All cases are discussed by: Dr. Dolphine Oda, UW-Oral Pathology Biopsy Service
Large mixed radiolucent/radiopaque mass: Left maxilla & maxillary sinus
Dr. Neal Futran, Andrew Nalley & Jeffrey Tuller
Otolaryngology & Oral Radiology, UW, Seattle, WA
Case Summary and Diagnostic Information
This is a 59-year-old female who noted a swelling in her left maxilla for a few months that she described as slow growing and painful.
This is a 59-year-old female who noted a swelling in her left maxilla for a few months that she described as slow growing and painful. Tooth mobility in the vicinity of the swelling was the main source of pain. Radiographic images revealed a large bony lesion, mixed radiolucent and radiopaque, in the left maxillary sinus and the entire left alveolar bone up to the midline involving the floor of the nose (Figures 1 & 2). Clinical examination revealed an expansile mass between teeth #s 9 and 15 involving the buccal, palatal and nasal components. The lesion did not involve the orbital floor or pterygoid-palate.
Figure 1 This is a panoramic view of the CBCT imaging taken at the clinical presentation. Note the large mixed radiolucent and radiopaque mass that fill the left maxillary sinus and involves the maxillary alveolar ridge. The superior maxillary sinus portion of the lesion is well-demarcated while the inferior alveolar ridge portion of the lesion is diffuse.

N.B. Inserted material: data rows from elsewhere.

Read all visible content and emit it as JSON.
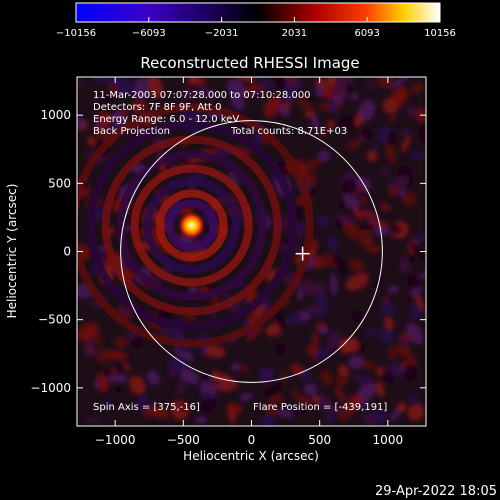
{
  "colorbar": {
    "ticks": [
      "−10156",
      "−6093",
      "−2031",
      "2031",
      "6093",
      "10156"
    ],
    "range": [
      -10156,
      10156
    ],
    "colors": [
      "#0000ff",
      "#3b00c8",
      "#000000",
      "#b00000",
      "#ff4000",
      "#ffd000",
      "#ffffff"
    ]
  },
  "chart_data": {
    "type": "heatmap",
    "title": "Reconstructed RHESSI Image",
    "xlabel": "Heliocentric X (arcsec)",
    "ylabel": "Heliocentric Y (arcsec)",
    "xlim": [
      -1280,
      1280
    ],
    "ylim": [
      -1280,
      1280
    ],
    "xticks": [
      -1000,
      -500,
      0,
      500,
      1000
    ],
    "yticks": [
      -1000,
      -500,
      0,
      500,
      1000
    ],
    "xtick_labels": [
      "−1000",
      "−500",
      "0",
      "500",
      "1000"
    ],
    "ytick_labels": [
      "−1000",
      "−500",
      "0",
      "500",
      "1000"
    ],
    "source": {
      "x": -439,
      "y": 191
    },
    "solar_limb": {
      "center": [
        0,
        0
      ],
      "radius": 960
    },
    "spin_axis_marker": {
      "x": 375,
      "y": -16
    },
    "annotations": [
      "11-Mar-2003 07:07:28.000 to 07:10:28.000",
      "Detectors: 7F 8F 9F, Att 0",
      "Energy Range: 6.0 - 12.0 keV",
      "Back Projection",
      "Total counts: 8.71E+03"
    ],
    "footer_left": "Spin Axis = [375,-16]",
    "footer_right": "Flare Position = [-439,191]"
  },
  "date_stamp": "29-Apr-2022 18:05"
}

Figure 2 This is an axial view of the CBCT imaging taken at the clinical presentation demonstrating a large mixed radiolucent radiopaque lesion filling the entire left maxillary sinus.
In 2016, a lesion was surgically removed from this site. The patient’s past medical history is also significant for hypertension and GERD.
This condition has history dating back to 2016, when a slow-growing lesion in this area was excised. The patient did well until two months prior to presentation, at which point she developed pain and tooth mobility in this area. She presented with an expansile mass in the area between teeth #s 9 and 15 (Figures 1 & 2).
The patient was intubated and sedated for surgical removal of the lesion. A left maxillectomy was performed with an intraoral incision using Bovie cautery. Tooth #9 was extracted and soft tissue attachments dissected away. The mass was excised and hemostasis achieved using spatula tip Bovie cautery. The area was grafted using skin from the patient’s thigh, after which the area was packed with xeroform gauze. The premade obturator was then placed; it fit well and did not require placement of any screws. The patient recovered uneventfully.
Histologic examination reveals multiple pieces of soft tissue interspersed with new bone formation. The soft tissue is composed of cellular and vascular granulation tissue containing many giant cells (Figures 3 & 4). The granulation tissue is vascular and cellular. In focal areas, the granulation tissue is made-up of spindle-shaped cells arranged in bundles. These cells are mature and show no evidence of atypia. The giant cells are many and are of variable shapes and sizes (Figures 5 & 6). Also present are bony trabeculae; reflect mostly new bone formation.
Figure 3 Low power (x40) H & E histology demonstrating cellular and vascular granulation tissue interspersed with many giant cells and small bony trabeculae.
Figure 4 Higher power (x 100) H & E histology demonstrating a closer look at the cellular and vascular granulation tissue with many giant cells.
Figure 5 High power (x 100) H & E histology of more of the vascular and cellular granulation tissue many giant cells.
Figure 6 High power (x 200) H & E histology demonstrating the higher power of the many giant that are of variable shapes and sizes.